StartseiteArtikelFamilientreffen, Sterneküche, Corona, Abholservice, Videokonferenz, Spargelsalat.

Was für eine Überschrift? Was sind das für Zeiten, wo diese Stichworte zusammen einen Sinn ergeben? Ein geplantes Familientreffen in einem guten Restaurant war der Anfang. Ein Rezept für Spargelsalat das Ende.

Fangen wir also vorne an. Das anvisierte Restaurant Hannappel (in Essen) bekommt plötzlich einen Michelin-Stern. Aus unserer Sicht war das überfällig, aber jetzt hatten wird das Nachsehen: Wir bekamen keinen Tisch mehr. Zuerst überlegten wir noch, wo wir stattdessen hingehen könnten. Doch dann drang die Corona-Krise immer mehr in unseren Alltag ein. Dienstreise nach Jena? Abgesagt. Nein, wir werden nirgend wo hingehen. Der nächste Plan war daher, dass wir uns zuhause besuchen und selber kochen. Geplant war ein Rinderfilet Stroganoff.

Dann kam die Ansprache der Kanzlerin an das Volk. Jeder ist aufgefordert Kontakte mit anderen Personen zu vermeiden. So ist dann schließlich das famFamilientreffen ganz ausgefallen.

Eine Woche später bekam ich eine Mail von Hannappel. Sie bieten jetzt einen Abholservice an. So haben wir uns dann zu einer gemeinsamen Bestellung verabredet, diese in zwei Chargen getrennt abgeholt und uns getrennt in Bochum und Essen jeweils in vier Wände verkrochen. Über eine Videokonferenzdienst haben wir uns dann zu einer Tischrunde zusammengeschaltet.

ich will jetzt nicht alles dokumentieren, was wir gegessen haben. Die Scheiben vom Milchkalbstafelspitz mit Spargelsalat, Walnuss und Bärlauch will ich aber erwähnen, denn es brachte mich auf die Idee auch mal einen Spargelsalat auszuprobieren. Und so habe ich es gemacht.

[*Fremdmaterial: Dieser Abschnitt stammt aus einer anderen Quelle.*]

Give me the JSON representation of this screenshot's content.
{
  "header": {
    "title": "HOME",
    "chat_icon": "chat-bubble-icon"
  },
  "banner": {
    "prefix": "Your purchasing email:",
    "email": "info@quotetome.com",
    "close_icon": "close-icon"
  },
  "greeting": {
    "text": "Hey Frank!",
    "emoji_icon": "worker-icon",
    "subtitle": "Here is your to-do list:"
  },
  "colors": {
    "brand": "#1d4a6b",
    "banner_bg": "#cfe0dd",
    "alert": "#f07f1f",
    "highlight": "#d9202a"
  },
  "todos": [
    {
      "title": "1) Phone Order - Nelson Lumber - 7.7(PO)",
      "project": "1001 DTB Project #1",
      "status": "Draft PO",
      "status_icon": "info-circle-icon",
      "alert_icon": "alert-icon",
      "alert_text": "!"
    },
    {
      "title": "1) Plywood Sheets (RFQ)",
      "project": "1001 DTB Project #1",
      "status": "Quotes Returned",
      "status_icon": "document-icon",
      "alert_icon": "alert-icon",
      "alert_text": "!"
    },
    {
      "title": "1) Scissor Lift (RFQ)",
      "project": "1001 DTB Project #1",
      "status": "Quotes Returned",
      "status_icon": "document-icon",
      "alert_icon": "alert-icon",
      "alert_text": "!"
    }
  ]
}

Die Spargelstangen mit einem schrägen Schnitt halbieren. Nach dem garen will ich den Spargel in schräge 4 mm dicke Scheiben schneiden. Ihr wisst doch: schräg ist das neue gerade. Also jetzt erst mal die halben Stangen zusammen mit den Spargelschalen in einer Pfanne in Olivenöl anbraten. Salzen und auch etwas Zucker zugeben. Mit einem Schuss Sherry ablöschen und ihn 2 Mintehn lang einkochen lassen. Dann den Deckel auflegen und die Sache 4 Minuten lang bei reduzierter Hitze garen. Das sollte reichen, denn der Spargel sollte etwas Biss behalten. Dann den Spargel auf eine flachen Teller geben, damit er schnell abkühlen kann. Sofort mit Weißweinessig oder Apfelessig beträufeln damit der etwas einziehen kann. Die Spargelschalen in dem Sud lasse ich noch etwas weiter durchkochen und gieße das schließlich durch ein Sieb um den Sud aufzufangen. Es sind nur zwei oder drei Esslöffel konzentrierte Brühe.

Wenn der Spargel abgekühlt ist schneide ich ihn in diese schrägen Scheiben, wie ich es schon geschrieben habe. Der Spargelkopf, vielleicht 3 cm lang, bleibt aber zurück und ich halbiere ihn einmal längs.

Jetzt kommt alles zusammen in eine Schüssel: der Spargel, der Kochsud und der Essig, der noch auf dem Teller verblieben ist. Ich würze außerdem mit Estragon und etwas Pfeffer. Zuletzt noch mal kontrollieren: Salz, Zucker, Essig. Vielleicht einen Tropfen frisches Öl. Fast hätte ich die Walnüsse vergessen. Die zerbrösele ich ziemlich klein und mische sie unter. Und wenn es sich einmal ergibt, mache ich den Salat sicher auch mal mit Berlauch statt Estragon.